La estrategia política está basada no solo en dividir, sino además en sembrar odio. “Si no estás de mi lado, estás contra mí”. Candidatos (de todos los espectros políticos) que enfrentan a una parte del país con la otra parte del país, sin ser conscientes de que van a gobernar para todos; cuando en una democracia la política necesita convergencia, la complicidad de los demás, que la negociemos entre todos para lograr aunar las posiciones encontradas. Solo así se logra la verdadera gobernabilidad.

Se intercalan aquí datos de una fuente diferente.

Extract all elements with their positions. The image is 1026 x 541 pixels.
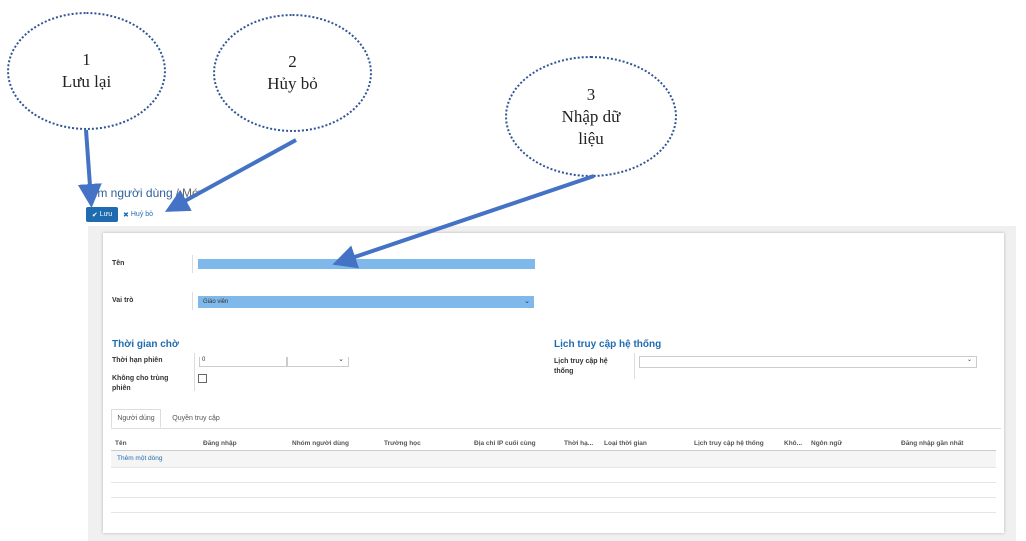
chevron-down-icon: ⌄	[338, 356, 344, 363]
tab-bar: Người dùng Quyền truy cập	[111, 409, 1001, 429]
column-header-name[interactable]: Tên	[115, 440, 127, 447]
table-row	[111, 467, 996, 468]
session-duration-label: Thời hạn phiên	[112, 357, 163, 364]
column-header-last-ip[interactable]: Địa chỉ IP cuối cùng	[474, 440, 536, 447]
table-row	[111, 497, 996, 498]
column-header-last-login[interactable]: Đăng nhập gần nhất	[901, 440, 963, 447]
save-button[interactable]: ✔ Lưu	[86, 207, 118, 222]
chevron-down-icon: ⌄	[524, 298, 530, 305]
tab-users[interactable]: Người dùng	[111, 409, 161, 428]
cancel-button-label: Huỷ bỏ	[130, 211, 154, 218]
callout-number: 3	[586, 84, 596, 104]
column-header-user-group[interactable]: Nhóm người dùng	[292, 440, 349, 447]
form-sheet: Tên Vai trò Giáo viên ⌄ Thời gian chờ Th…	[103, 233, 1004, 533]
save-button-label: Lưu	[99, 211, 113, 218]
column-header-school[interactable]: Trường học	[384, 440, 421, 447]
breadcrumb-parent-link[interactable]: hóm người dùng	[84, 186, 173, 200]
role-value: Giáo viên	[203, 299, 229, 305]
callout-text: Lưu lại	[61, 72, 112, 91]
label-divider	[194, 353, 195, 391]
callout-text: Hủy bỏ	[267, 74, 318, 93]
access-schedule-select[interactable]: ⌄	[639, 356, 977, 368]
time-unit-select[interactable]: ⌄	[287, 356, 349, 367]
cancel-button[interactable]: ✖ Huỷ bỏ	[123, 207, 153, 222]
label-divider	[192, 292, 193, 310]
column-header-time-type[interactable]: Loại thời gian	[604, 440, 647, 447]
column-header-login[interactable]: Đăng nhập	[203, 440, 237, 447]
chevron-down-icon: ⌄	[966, 357, 972, 363]
add-line-link[interactable]: Thêm một dòng	[117, 455, 163, 462]
name-input[interactable]	[198, 259, 535, 269]
name-label: Tên	[112, 260, 125, 267]
check-icon: ✔	[91, 211, 98, 219]
session-duration-value: 0	[202, 357, 206, 363]
callout-bubble-2: 2 Hủy bỏ	[213, 14, 372, 132]
no-duplicate-session-checkbox[interactable]	[198, 374, 207, 383]
column-header-language[interactable]: Ngôn ngữ	[811, 440, 842, 447]
role-label: Vai trò	[112, 297, 134, 304]
breadcrumb-current: Mớ	[181, 186, 200, 200]
add-line-row	[111, 451, 996, 467]
tab-access-rights[interactable]: Quyền truy cập	[165, 409, 227, 428]
session-duration-input[interactable]: 0	[199, 357, 287, 367]
breadcrumb: hóm người dùng / Mớ	[84, 186, 200, 200]
column-header-lock[interactable]: Khô...	[784, 440, 802, 447]
close-icon: ✖	[123, 211, 129, 219]
column-header-access-schedule[interactable]: Lịch truy cập hệ thống	[694, 440, 764, 447]
tab-users-label: Người dùng	[117, 415, 155, 422]
no-duplicate-session-label: Không cho trùng phiên	[112, 375, 169, 392]
breadcrumb-separator: /	[175, 186, 179, 200]
column-header-duration[interactable]: Thời hạ...	[564, 440, 593, 447]
tab-access-rights-label: Quyền truy cập	[172, 415, 220, 422]
callout-bubble-1: 1 Lưu lại	[7, 12, 166, 130]
access-schedule-label: Lịch truy cập hệ thống	[554, 358, 608, 375]
timeout-section-title: Thời gian chờ	[112, 339, 179, 350]
callout-number: 1	[82, 50, 91, 69]
callout-bubble-3: 3 Nhập dữ liệu	[505, 56, 677, 177]
table-row	[111, 512, 996, 513]
callout-text: Nhập dữ liệu	[561, 106, 621, 148]
label-divider	[192, 255, 193, 273]
table-row	[111, 482, 996, 483]
callout-number: 2	[288, 52, 297, 71]
label-divider	[634, 353, 635, 379]
role-select[interactable]: Giáo viên ⌄	[198, 296, 534, 308]
access-schedule-section-title: Lịch truy cập hệ thống	[554, 339, 662, 350]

Necesitamos ideas y propuestas para colocarlas en el centro de un debate y discutirlas. “Discutere”, en latín, es tirar de un árbol o una planta para ver si tiene raíces, y para ver si está enraizado en la realidad o no. Por lo tanto, discutir una idea es ver si tiene raíces en la realidad o no y esa discusión es fundamental en la democracia; para que, al final, prospere la defensa de los derechos humanos por encima de las ideologías políticas. No todo de un lado es malo, ni tampoco todo del otro lado es bueno (del mismo modo en sentido contrario), pero seguir posturas radicales por fidelidad a un dogma es absurdo; la fidelidad es hacia las ideas. Hay una respuesta magistral de Winston Churchill (quien cambió un par de veces de partido en Inglaterra) y a propósito de ello, le dijo un periodista: “Ah, pero otra vez ha cambiado usted de partido”. Y él le respondió: “Sí, es que prefiero cambiar de partido que de ideas”. De alguna manera, se pueden cambiar las fidelidades políticas, pero hay fidelidades a unos principios que no son negociables. Y a partir de allí debemos comenzar a pensar qué es lo que queremos. Porque la narrativa del debate no es que se descuarticen los candidatos. Es tener las herramientas para poder determinar quién de ellos tiene la legitimidad, la idoneidad y la capacidad de ejecución para afrontar los problemas estructurales del país.
Por eso comulgo con esta frase de Galeano: “Gobernar es educar y enseñarle a todo un pueblo a soñar colectivamente un mejor futuro. Entendiendo por futuro no lo que esperamos, sino lo que a partir de hoy estamos construyendo”.